Kincaid, Thomas M., and Anthony R. Olsen. 2012. “Survey Analysis in Natural Resource Monitoring Programs with a Focus on Cumulative Distribution Functions.” In Design and Analysis of Long-Term Ecological Monitoring Studies, edited by Robert A. Gitzen, Joshua J. Millspaugh, Andrew B. Cooper, and Daniel S. Licht, 313–24. Cambridge University Press.

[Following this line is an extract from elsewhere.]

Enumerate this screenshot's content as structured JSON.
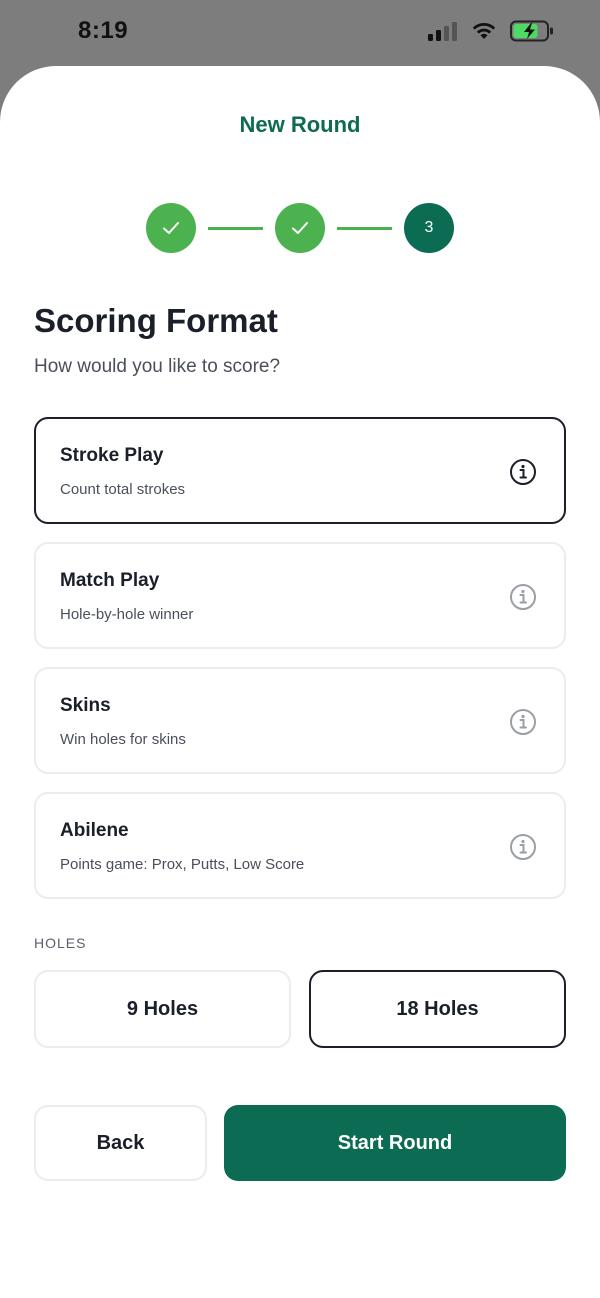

Scott, D. W. 1985. “Averaged Shifted Histograms: Effective Nonparametric Density Estimators in Several Dimensions.” Annals of Statistics 13: 1024–40.
Stefansky, F. A., and J. M. Bay. 1996. “Simulation Extrapolation Deconvolution of Finite Population Cumulative Distribution Function Estimators.” Biometrika 83: 407–17.